Il remake che ne ha fatto Craig Gillespie nel 2011 mantiene sostanzialmente intatta la linea narrativa, dato che si parla sempre di ragazzi adolescenti, divi televisivi e genitori increduli, ma il risultato, in questo caso, è deludente sotto ogni punto di vista. Nonostante la buona interpretazione di Colin Farrel (in alcune scene, quasi terrificante), non c'è un solo punto a suo favore, rispetto all'originale. Innanzitutto, la delusione più grande l'ho avuta dall'interpretazione di un attore che in altri ambiti (vedi Doctor Who), mi aveva invece entusiasmato, tanto che difficilmente riuscirei a vedere un Dottor Chi migliore di David Tennant. Ma qui, spiace dirlo, il personaggio che interpreta è assolutamente ridicolo e sopra le righe: il suo Peter Vincent (mago digitale che si ispira senza neanche troppe velature a Chriss Angel) è uno dei personaggi più odiosi, irritanti e sostanzialmente inutili di tutta la storia del cinema horror, non ce n'è... fa davvero rimpiangere lacrime amare il superbo Peter Vincent di Roddy McDowall dell'originale. E poi la storia... la sceneggiatura è davvero pessima, piena di buchi narrativi da tutte le parti e senza alcun briciolo di suspense (quando invece il Fright Night originale qualche brivido - tra una risata e l'altra - te lo faceva anche venire). 
Insomma, non ci sono storie: Fright Night (2011) più che un remake è un merdake.
Ma andiamo oltre e vediamo un po' che cosa sono riusciti a combinare con il rifacimento di Nightmare, uno dei film che sono entrati di diritto tra i migliori horror di tutti i tempi. In questo caso non era facile eguagliare quello che si può senza dubbio definire un capolavoro di genere. Freddy Krueger è una delle icone horror più conosciute a livello globale e fin dal suo esordio è entrato nell'immaginario collettivo come solo le grandi "star" sanno fare. Wes Craven è uno dei maestri del cinema horror e con Krueger ha praticamente rinnovato il genere, regalandogli una seconda giovinezza.
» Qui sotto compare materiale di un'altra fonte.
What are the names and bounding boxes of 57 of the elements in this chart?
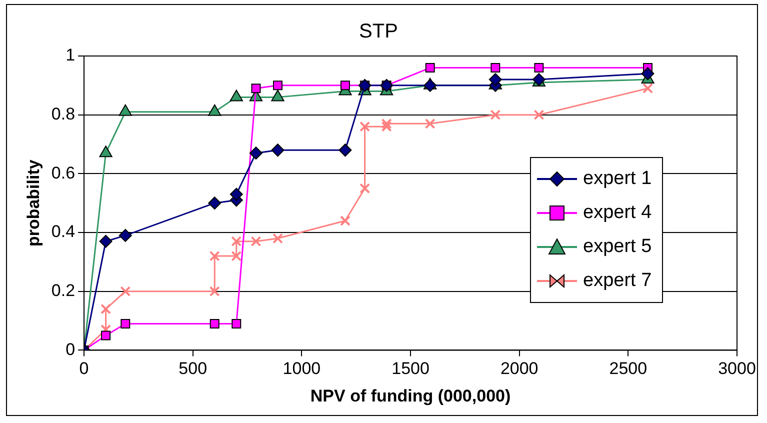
chart-title: STP xyxy=(359,20,398,43)
point xyxy=(120,318,130,328)
x-tick-label: 500 xyxy=(178,359,208,378)
x-tick-label: 1500 xyxy=(392,359,430,378)
point xyxy=(534,110,544,120)
point xyxy=(209,286,220,297)
point xyxy=(250,236,262,247)
point xyxy=(424,118,436,129)
point xyxy=(231,236,242,247)
point xyxy=(232,318,242,328)
point xyxy=(273,80,282,90)
x-tick-label: 3000 xyxy=(718,359,756,378)
point xyxy=(208,196,222,210)
point xyxy=(101,330,111,340)
y-axis-title: probability xyxy=(24,159,43,247)
legend-label: expert 5 xyxy=(583,236,652,258)
point xyxy=(99,234,112,248)
point xyxy=(340,80,350,90)
x-tick-label: 2000 xyxy=(500,359,538,378)
point xyxy=(120,286,131,297)
x-tick-label: 1000 xyxy=(282,359,321,378)
x-tick-label: 2500 xyxy=(609,359,648,378)
point xyxy=(249,146,262,160)
point xyxy=(642,83,654,94)
y-tick-label: 1 xyxy=(66,46,76,65)
point xyxy=(360,121,370,132)
point xyxy=(490,110,501,120)
point xyxy=(100,304,112,314)
y-tick-label: 0 xyxy=(66,340,76,359)
point xyxy=(534,63,544,73)
point xyxy=(381,121,392,132)
x-axis-title: NPV of funding (000,000) xyxy=(310,386,511,406)
x-tick-label: 0 xyxy=(79,359,89,378)
point xyxy=(230,188,243,201)
point xyxy=(209,250,220,262)
point xyxy=(271,144,284,157)
point xyxy=(210,318,220,328)
legend-label: expert 4 xyxy=(583,202,652,224)
point xyxy=(340,216,350,226)
legend-label: expert 1 xyxy=(583,168,652,190)
y-tick-label: 0.8 xyxy=(51,104,76,124)
point xyxy=(231,250,242,262)
point xyxy=(381,118,392,129)
y-tick-label: 0.6 xyxy=(51,163,76,182)
point xyxy=(360,183,370,194)
point xyxy=(425,63,435,73)
point xyxy=(490,63,500,73)
point xyxy=(251,84,261,94)
point xyxy=(118,228,132,242)
y-tick-label: 0.4 xyxy=(51,222,76,242)
point xyxy=(641,67,654,80)
point xyxy=(272,233,283,244)
point xyxy=(488,73,502,86)
y-tick-label: 0.2 xyxy=(51,281,76,300)
legend-label: expert 7 xyxy=(583,270,652,292)
point xyxy=(338,144,352,157)
point xyxy=(424,78,437,92)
Ora, la domanda è: remake o merdake? 
In realtà non è poi così difficile rispondere a questa domanda, perché tolti tutti gli effetti speciali (per lo più digitali) di ultima generazione e il lavoro di approfondimento (?) a dire il vero molto superficiale, che gli autori hanno voluto fare con le origini del mito, cioè la nascita di Freddy, questo Nightmare versione 2010 è un merdake all'ennesima potenza. Cristo, non si vedeva un rifacimento così sciatto da quando King ha deciso che "Shining" di Kubrik non fosse poi quel capolavoro che si diceva e ha deciso di produrre una serie televisiva tutta sua... voglio dire: tensione zero, storia soporifera, un protagonista al cui confronto Robert Englund è Marcello Mastroianni... insomma, una cagata pazzesca (tanto per citare il maestro). Davvero non ci si capacita di come siano riusciti a rovinare una storia praticamente perfetta come quella di Nightmare. 
Il Merdake di tutti i Merdake, in poche parole. 
Ora, però, è arrivato finalmente il momento di voltare pagina e di parlare, era ora, di uno dei remake più riusciti e coinvolgenti degli ultimi anni: "Maniac". Perchè quì, signori miei (e scommetto che in questo momento state leggendo questa frase con la voce di Andra DiPrè) qui ci troviamo di fronte ad un Signor rifacimento, senza ombra di smentita. Per chi non avesse visto l'originale, Maniac di Lustig è stato - ma lo è tutt'ora - uno dei cult-horror movie degli anni ottanta, un sano pugno nello stomaco e uno dei vertici malsani dell'arte rosso sangue. Persino il Mereghetti spende parole di elogio per questo esempio insuperato di angoscia, splatter e atmosfere malsane. La storia è quella di Frank Zito, un maniaco (per l'appunto) psicopatico con il simpatico hobby dell'omicidio/scotennamento di inermi fanciulle solitarie, il quale si diverte poi ad attaccare ai manichini che tiene in casa gli scalpi che per diletto leva alle sue vittime. Nell'originale, Frank Zito era interpretato dal bravo Joe Spinell , uno che se ti capitava di incontrarlo per strada avresti sicuramente pensato ad un serial killer o quanto meno ad un tipo poco raccomandabile, mentre nel remake il personaggio di Zito è interpretato dal bravissimo Elijah Wood (avete capito bene, sì: il piccolo Frodo!), il quale - se non si fa caso alla sua faccia da bravo ragazzo - riesce perfettamente a rendere l'idea di una persona disturbata mentalmente, e questo anche se nel film lo si vede in pochissime scene. Perchè il tocco di genio - a mio parere - che rende questa nuova versione di Maniac un prodotto completamente originale rispetto al film del 1980 è l'uso tecnicamente perfetto e per nulla invadente del P.O.V., cioè della soggettiva in prima persona. Un'ultima nota di merito va anche al reparto effetti speciali: se nell'originale di Lustig del 1980 erano opera di uno dei maestri assoluti del settore: Tom "Zombie" Savini, quelli della versione 2012 sono - era inevitabile - in gran parte digitali, ma ben fatti e di sicuro effetto. 
Per concludere, tra i tre remake che ho citato in questo articolo, solamente l'ultimo è degno di chiamarsi tale. Per quanto riguarda i primi due, invece, la risposta è senza dubbio una sola: una bella M color marrone da strisciare sulle locandine alla maniera di Zorro (con lo spazzolone del cesso al posto della spada)... 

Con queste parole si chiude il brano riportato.